Why it's appearing in my list ? How can I manage this issue to get a 1:1 relation ?
Thanks in advance !
ann <- select(org.Hs.eg.db,keys=rownames(dge$counts),keytype="ENSEMBL",columns=c("SYMBOL"))

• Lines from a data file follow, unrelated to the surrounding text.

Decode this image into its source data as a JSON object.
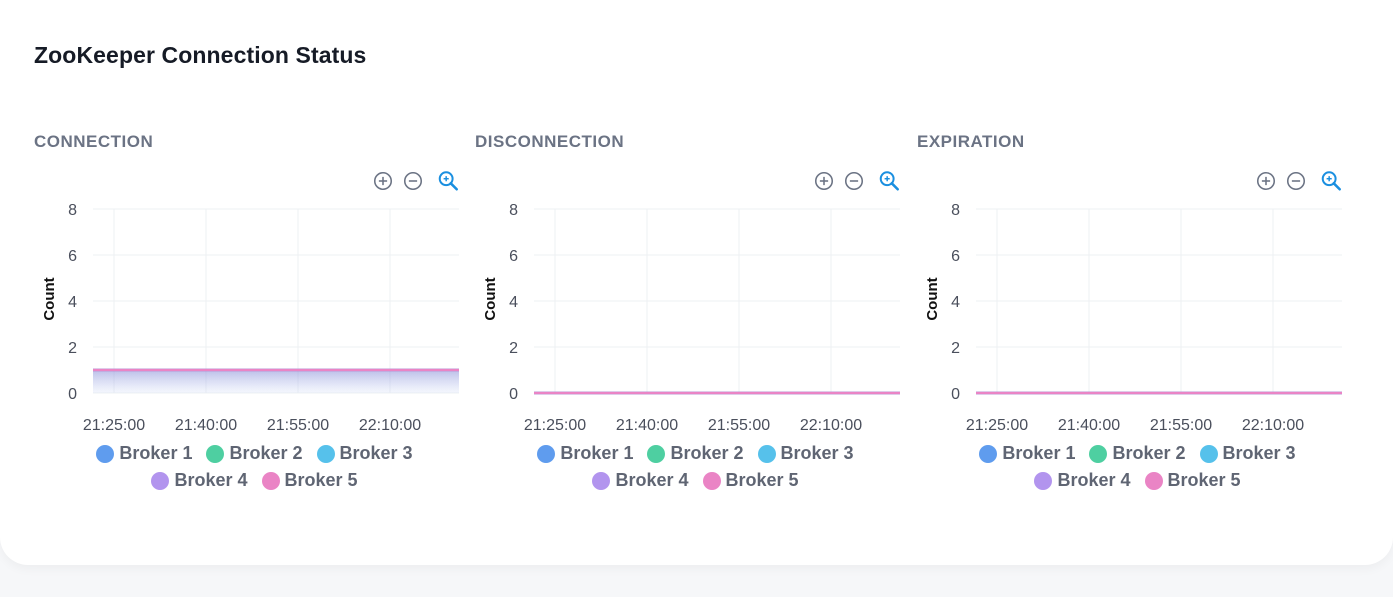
{
  "card": {
    "title": "ZooKeeper Connection Status"
  },
  "colors": {
    "broker1": "#5f9cee",
    "broker2": "#4ecfa1",
    "broker3": "#56c1eb",
    "broker4": "#b294ee",
    "broker5": "#ea84c5",
    "zoom_active": "#1a8fe0",
    "tool_gray": "#6b7384"
  },
  "toolbar": {
    "zoom_in_icon": "plus-circle-icon",
    "zoom_out_icon": "minus-circle-icon",
    "zoom_icon": "magnifier-zoom-icon"
  },
  "chart_data": [
    {
      "type": "area",
      "title": "CONNECTION",
      "ylabel": "Count",
      "xlabel": "",
      "ylim": [
        0,
        8
      ],
      "yticks": [
        "0",
        "2",
        "4",
        "6",
        "8"
      ],
      "x": [
        "21:25:00",
        "21:40:00",
        "21:55:00",
        "22:10:00"
      ],
      "grid": true,
      "legend": "bottom",
      "series": [
        {
          "name": "Broker 1",
          "values": [
            1,
            1,
            1,
            1
          ]
        },
        {
          "name": "Broker 2",
          "values": [
            1,
            1,
            1,
            1
          ]
        },
        {
          "name": "Broker 3",
          "values": [
            1,
            1,
            1,
            1
          ]
        },
        {
          "name": "Broker 4",
          "values": [
            1,
            1,
            1,
            1
          ]
        },
        {
          "name": "Broker 5",
          "values": [
            1,
            1,
            1,
            1
          ]
        }
      ]
    },
    {
      "type": "area",
      "title": "DISCONNECTION",
      "ylabel": "Count",
      "xlabel": "",
      "ylim": [
        0,
        8
      ],
      "yticks": [
        "0",
        "2",
        "4",
        "6",
        "8"
      ],
      "x": [
        "21:25:00",
        "21:40:00",
        "21:55:00",
        "22:10:00"
      ],
      "grid": true,
      "legend": "bottom",
      "series": [
        {
          "name": "Broker 1",
          "values": [
            0,
            0,
            0,
            0
          ]
        },
        {
          "name": "Broker 2",
          "values": [
            0,
            0,
            0,
            0
          ]
        },
        {
          "name": "Broker 3",
          "values": [
            0,
            0,
            0,
            0
          ]
        },
        {
          "name": "Broker 4",
          "values": [
            0,
            0,
            0,
            0
          ]
        },
        {
          "name": "Broker 5",
          "values": [
            0,
            0,
            0,
            0
          ]
        }
      ]
    },
    {
      "type": "area",
      "title": "EXPIRATION",
      "ylabel": "Count",
      "xlabel": "",
      "ylim": [
        0,
        8
      ],
      "yticks": [
        "0",
        "2",
        "4",
        "6",
        "8"
      ],
      "x": [
        "21:25:00",
        "21:40:00",
        "21:55:00",
        "22:10:00"
      ],
      "grid": true,
      "legend": "bottom",
      "series": [
        {
          "name": "Broker 1",
          "values": [
            0,
            0,
            0,
            0
          ]
        },
        {
          "name": "Broker 2",
          "values": [
            0,
            0,
            0,
            0
          ]
        },
        {
          "name": "Broker 3",
          "values": [
            0,
            0,
            0,
            0
          ]
        },
        {
          "name": "Broker 4",
          "values": [
            0,
            0,
            0,
            0
          ]
        },
        {
          "name": "Broker 5",
          "values": [
            0,
            0,
            0,
            0
          ]
        }
      ]
    }
  ]
}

# 'select()' returned 1:many mapping between keys and columns
sessionInfo( )
R version 4.0.3 (2020-10-10)
Platform: x86_64-pc-linux-gnu (64-bit)
Running under: Ubuntu 18.04.5 LTS
Matrix products: default
BLAS: /usr/lib/x86_64-linux-gnu/blas/libblas.so.3.7.1
LAPACK: /usr/lib/x86_64-linux-gnu/lapack/liblapack.so.3.7.1
locale:
[1] LC_CTYPE=en_US.UTF-8 LC_NUMERIC=C LC_TIME=en_US.UTF-8 LC_COLLATE=en_US.UTF-8 LC_MONETARY=en_US.UTF-8
[6] LC_MESSAGES=en_US.UTF-8 LC_PAPER=en_US.UTF-8 LC_NAME=C LC_ADDRESS=C LC_TELEPHONE=C
[11] LC_MEASUREMENT=en_US.UTF-8 LC_IDENTIFICATION=C
attached base packages:
[1] parallel stats4 stats graphics grDevices utils datasets methods base
other attached packages:
[1] taRifx_1.0.6.2 arsenal_3.6.2 reshape2_1.4.4
[4] Glimma_2.0.0 knitr_1.33 biomaRt_2.46.3
[7] Homo.sapiens_1.3.1 TxDb.Hsapiens.UCSC.hg19.knownGene_3.2.2 org.Hs.eg.db_3.12.0
[10] GO.db_3.12.1 OrganismDbi_1.32.0 GenomicFeatures_1.42.3
[13] AnnotationDbi_1.52.0 mixOmics_6.12.2 lattice_0.20-41
[16] MASS_7.3-53 RColorBrewer_1.1-2 magrittr_2.0.1
[19] openxlsx_4.2.3 forcats_0.5.1 stringr_1.4.0
[22] dplyr_1.0.5 purrr_0.3.4 readr_1.4.0
[25] tidyr_1.1.3 tibble_3.1.1 ggplot2_3.3.3
[28] tidyverse_1.3.1 DESeq2_1.30.1 SummarizedExperiment_1.18.2
[31] DelayedArray_0.16.3 MatrixGenerics_1.2.1 matrixStats_0.58.0
[34] Matrix_1.2-18 Biobase_2.50.0 GenomicRanges_1.40.0
[37] GenomeInfoDb_1.26.7 IRanges_2.24.1 S4Vectors_0.28.1
[40] BiocGenerics_0.36.1 edgeR_3.32.1 limma_3.46.0
Probably you'll find the help page of
select
very useful. There's the argumentmultiVals
to decide what to do in those cases.